Après le surf et la dope, vive les tronçonneuses qui transforment «les gens en distributeur de bonbons Pez» et vive la violence implacable du petit monde du trafic de drogue. Mais l’affrontement, même sanglant, se déguste, grâce à l’humour cynique distillé avec subtilité par Don Winslow. Ce dernier jette aussi un regard réaliste sur cette Californie frontalière qui snobe son grand voisin : racisme américano-mexicain, problèmes sociaux des immigrés, corruption de la police, inefficacité latente de la guerre anti-drogue, ultra-violence des gangs… Et se moque même gentiment du pape, dans un paragraphe à l’humour provocateur :
« La dope-sexe de Ben & Chon.
Responsable de plus d’orgasmes sur la côte Ouest que le docteur Johnson.

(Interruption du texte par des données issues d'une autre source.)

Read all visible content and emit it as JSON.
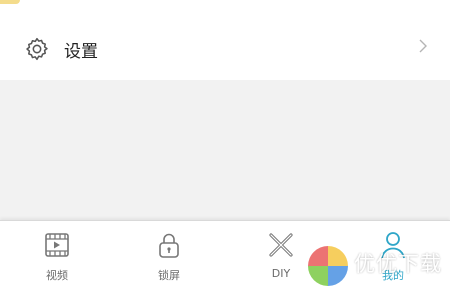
{
  "settings": {
    "label": "设置",
    "icon": "gear-icon"
  },
  "tabbar": {
    "items": [
      {
        "label": "视频",
        "icon": "video-icon",
        "active": false
      },
      {
        "label": "锁屏",
        "icon": "lock-icon",
        "active": false
      },
      {
        "label": "DIY",
        "icon": "brush-tools-icon",
        "active": false
      },
      {
        "label": "我的",
        "icon": "person-icon",
        "active": true
      }
    ]
  },
  "watermark": {
    "text": "优优下载"
  },
  "colors": {
    "active": "#2fa6c8",
    "inactive": "#6b6b6b",
    "background": "#f2f2f2"
  }
}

Pas étonnant que les Mexicains la veuillent.
Tout le monde en veut.
Vous filez ça au pape, il jouerait au frisbee avec des capotes qu’il balancerait de son balcon à une foule de fidèles en adoration. Leur dirait d’y aller. Dieu est bon, tirez votre coup. Dieu est amour, envoyez-vous en l’air. »
Qui de l’artisanat ou de la multinationale l’emportera ? sur qui parier ? business éthique ou capitalisme sauvage et décomplexé ? seule la lecture de ce polar haletant vous le dira.

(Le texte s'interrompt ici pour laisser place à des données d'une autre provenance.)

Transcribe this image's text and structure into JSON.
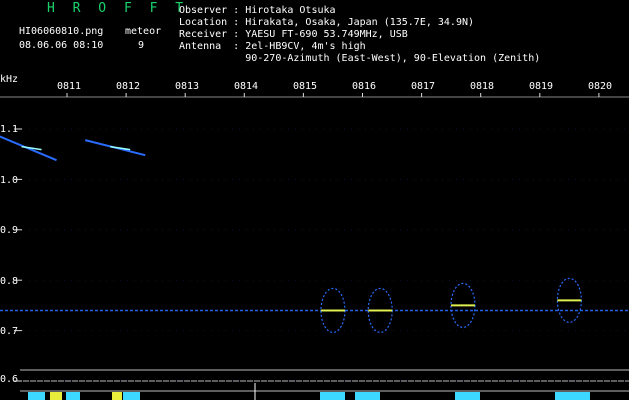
{
  "header": {
    "app_title": "H R O F F T",
    "filename": "HI06060810.png",
    "meteor_label": "meteor",
    "datetime": "08.06.06 08:10",
    "meteor_count": "9",
    "info_lines": [
      "Observer : Hirotaka Otsuka",
      "Location : Hirakata, Osaka, Japan (135.7E, 34.9N)",
      "Receiver : YAESU FT-690 53.749MHz, USB",
      "Antenna  : 2el-HB9CV, 4m's high",
      "           90-270-Azimuth (East-West), 90-Elevation (Zenith)"
    ]
  },
  "chart_data": {
    "type": "heatmap",
    "ylabel_unit": "kHz",
    "x_ticks": [
      "0811",
      "0812",
      "0813",
      "0814",
      "0815",
      "0816",
      "0817",
      "0818",
      "0819",
      "0820"
    ],
    "y_ticks": [
      "1.1",
      "1.0",
      "0.9",
      "0.8",
      "0.7",
      "0.6"
    ],
    "ylim": [
      0.6,
      1.1
    ],
    "carrier_khz": 0.74,
    "meteor_echoes": [
      {
        "time": "0810.4",
        "freq_start": 1.08,
        "freq_end": 1.05
      },
      {
        "time": "0811.9",
        "freq_start": 1.07,
        "freq_end": 1.06
      },
      {
        "time": "0815.5",
        "freq": 0.74
      },
      {
        "time": "0816.3",
        "freq": 0.74
      },
      {
        "time": "0817.7",
        "freq": 0.75
      },
      {
        "time": "0819.5",
        "freq": 0.76
      }
    ],
    "colors": {
      "background": "#000000",
      "signal": "#2a6cff",
      "strong": "#e0f050",
      "title": "#19d36b"
    }
  }
}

Ne soyez pas déconcertés par la syntaxe et le rythme, surprenants au départ. Des chapitres très courts, des phrases qui claquent comme des mitraillettes. Un style très oralisé, où le « Fuck You » est roi (et constitue d’ailleurs le premier chapitre). Un style lapidaire – certains chapitres ne sont composés que de trois ou quatre phrases – comme une exécution où seule une balle suffit. Une écriture percutante pour un rythme haletant font de ce roman une spirale envoûtante. La pression monte et l’on dévore les chapitres. A cent à l’heure. Comme un shoot.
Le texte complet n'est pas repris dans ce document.